The Moon filled the sky in the morning
fiction
edward w pritchard
Looking back on my parenting habits before with my grown children the moon filled the sky in the morning as I accounted for my sins and omissions as a Father. I couldn't remember, had I taught this one to throw a football , that one to fix a car, or my daughter to fight in a clinch. The sun was long since up but it shared the sky with the three quarters moon as I worried over my children's fears and failings and my culpability in creating an environment they could thrive in. Furtively I compared myself to others.
I entered the arena of raising Children handicapped by my self centered nature , untrained, and mesmerized by desire to please another, now a stranger. Tenuous husbandry filled my waking hours then, and in retrospect time with my children is a blur. Why are they as they are? If I knew then what I know now would I have them at all; assuming I could curb my rapacious habitues towards my co-defendant. I judge my blameworthiness for how my offspring are; in spite of the deficiencies of my Parents I judge myself as a Father.

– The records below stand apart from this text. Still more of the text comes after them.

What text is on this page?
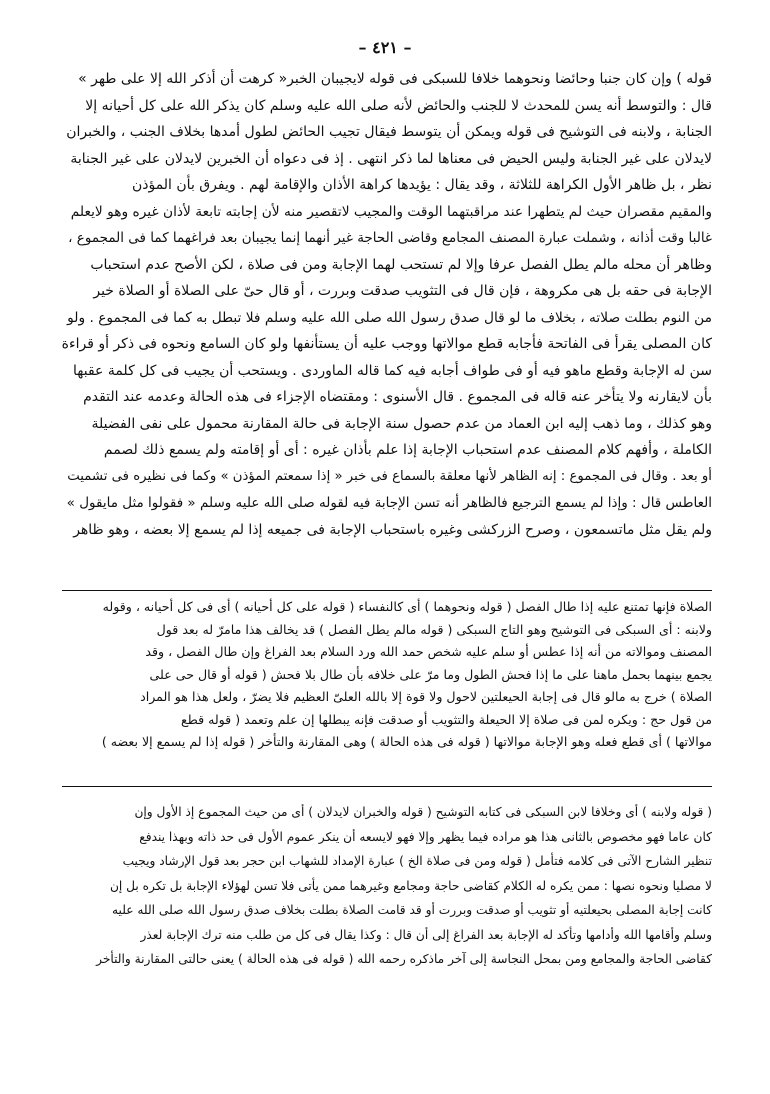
– ٤٢١ –
قوله ) وإن كان جنبا وحائضا ونحوهما خلافا للسبكى فى قوله لايجيبان الخبر« كرهت أن أذكر الله إلا على طهر »
قال : والتوسط أنه يسن للمحدث لا للجنب والحائض لأنه صلى الله عليه وسلم كان يذكر الله على كل أحيانه إلا
الجنابة ، ولابنه فى التوشيح فى قوله ويمكن أن يتوسط فيقال تجيب الحائض لطول أمدها بخلاف الجنب ، والخبران
لايدلان على غير الجنابة وليس الحيض فى معناها لما ذكر انتهى . إذ فى دعواه أن الخبرين لايدلان على غير الجنابة
نظر ، بل ظاهر الأول الكراهة للثلاثة ، وقد يقال : يؤيدها كراهة الأذان والإقامة لهم . ويفرق بأن المؤذن
والمقيم مقصران حيث لم يتطهرا عند مراقبتهما الوقت والمجيب لاتقصير منه لأن إجابته تابعة لأذان غيره وهو لايعلم
غالبا وقت أذانه ، وشملت عبارة المصنف المجامع وقاضى الحاجة غير أنهما إنما يجيبان بعد فراغهما كما فى المجموع ،
وظاهر أن محله مالم يطل الفصل عرفا وإلا لم تستحب لهما الإجابة ومن فى صلاة ، لكن الأصح عدم استحباب
الإجابة فى حقه بل هى مكروهة ، فإن قال فى التثويب صدقت وبررت ، أو قال حىّ على الصلاة أو الصلاة خير
من النوم بطلت صلاته ، بخلاف ما لو قال صدق رسول الله صلى الله عليه وسلم فلا تبطل به كما فى المجموع . ولو
كان المصلى يقرأ فى الفاتحة فأجابه قطع موالاتها ووجب عليه أن يستأنفها ولو كان السامع ونحوه فى ذكر أو قراءة
سن له الإجابة وقطع ماهو فيه أو فى طواف أجابه فيه كما قاله الماوردى . ويستحب أن يجيب فى كل كلمة عقبها
بأن لايقارنه ولا يتأخر عنه قاله فى المجموع . قال الأسنوى : ومقتضاه الإجزاء فى هذه الحالة وعدمه عند التقدم
وهو كذلك ، وما ذهب إليه ابن العماد من عدم حصول سنة الإجابة فى حالة المقارنة محمول على نفى الفضيلة
الكاملة ، وأفهم كلام المصنف عدم استحباب الإجابة إذا علم بأذان غيره : أى أو إقامته ولم يسمع ذلك لصمم
أو بعد . وقال فى المجموع : إنه الظاهر لأنها معلقة بالسماع فى خبر « إذا سمعتم المؤذن » وكما فى نظيره فى تشميت
العاطس قال : وإذا لم يسمع الترجيع فالظاهر أنه تسن الإجابة فيه لقوله صلى الله عليه وسلم « فقولوا مثل مايقول »
ولم يقل مثل ماتسمعون ، وصرح الزركشى وغيره باستحباب الإجابة فى جميعه إذا لم يسمع إلا بعضه ، وهو ظاهر
الصلاة فإنها تمتنع عليه إذا طال الفصل ( قوله ونحوهما ) أى كالنفساء ( قوله على كل أحيانه ) أى فى كل أحيانه ، وقوله
ولابنه : أى السبكى فى التوشيح وهو التاج السبكى ( قوله مالم يطل الفصل ) قد يخالف هذا مامرّ له بعد قول
المصنف وموالاته من أنه إذا عطس أو سلم عليه شخص حمد الله ورد السلام بعد الفراغ وإن طال الفصل ، وقد
يجمع بينهما بحمل ماهنا على ما إذا فحش الطول وما مرّ على خلافه بأن طال بلا فحش ( قوله أو قال حى على
الصلاة ) خرج به مالو قال فى إجابة الحيعلتين لاحول ولا قوة إلا بالله العلىّ العظيم فلا يضرّ ، ولعل هذا هو المراد
من قول حج : ويكره لمن فى صلاة إلا الحيعلة والتثويب أو صدقت فإنه يبطلها إن علم وتعمد ( قوله قطع
موالاتها ) أى قطع فعله وهو الإجابة موالاتها ( قوله فى هذه الحالة ) وهى المقارنة والتأخر ( قوله إذا لم يسمع إلا بعضه )
( قوله ولابنه ) أى وخلافا لابن السبكى فى كتابه التوشيح ( قوله والخبران لايدلان ) أى من حيث المجموع إذ الأول وإن
كان عاما فهو مخصوص بالثانى هذا هو مراده فيما يظهر وإلا فهو لايسعه أن ينكر عموم الأول فى حد ذاته وبهذا يندفع
تنظير الشارح الآتى فى كلامه فتأمل ( قوله ومن فى صلاة الخ ) عبارة الإمداد للشهاب ابن حجر بعد قول الإرشاد ويجيب
لا مصليا ونحوه نصها : ممن يكره له الكلام كقاضى حاجة ومجامع وغيرهما ممن يأتى فلا تسن لهؤلاء الإجابة بل تكره بل إن
كانت إجابة المصلى بحيعلتيه أو تثويب أو صدقت وبررت أو قد قامت الصلاة بطلت بخلاف صدق رسول الله صلى الله عليه
وسلم وأقامها الله وأدامها وتأكد له الإجابة بعد الفراغ إلى أن قال : وكذا يقال فى كل من طلب منه ترك الإجابة لعذر
كقاضى الحاجة والمجامع ومن بمحل النجاسة إلى آخر ماذكره رحمه الله ( قوله فى هذه الحالة ) يعنى حالتى المقارنة والتأخر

Confused and tentative I approached my responsibilities towards caring for and protecting my children. I accepted the barbs and criticisms of the world as I stumbled through duties as a Father. My genes and hardwired emotions I passed on to my children unawares. Love toward my children grew over time in the barren rock of my heart and soul. Myself I placed last as I gave them all that I had, although I had little. With skill and endless affection I now care for their children, my grandchildren.
The Sun fills the bright morning sky and the three quarter full Moon disappears from view leaving streaks of gold in it's dissolving wake as I think of my children now far away from me spiritually and I compare their lives alone without me as I conclude the last quarter of my life. Life gives no quarter in the battle for survival and I fret and fear early in the morning over the ancient battle I botched in preparing my children to approach their future without me.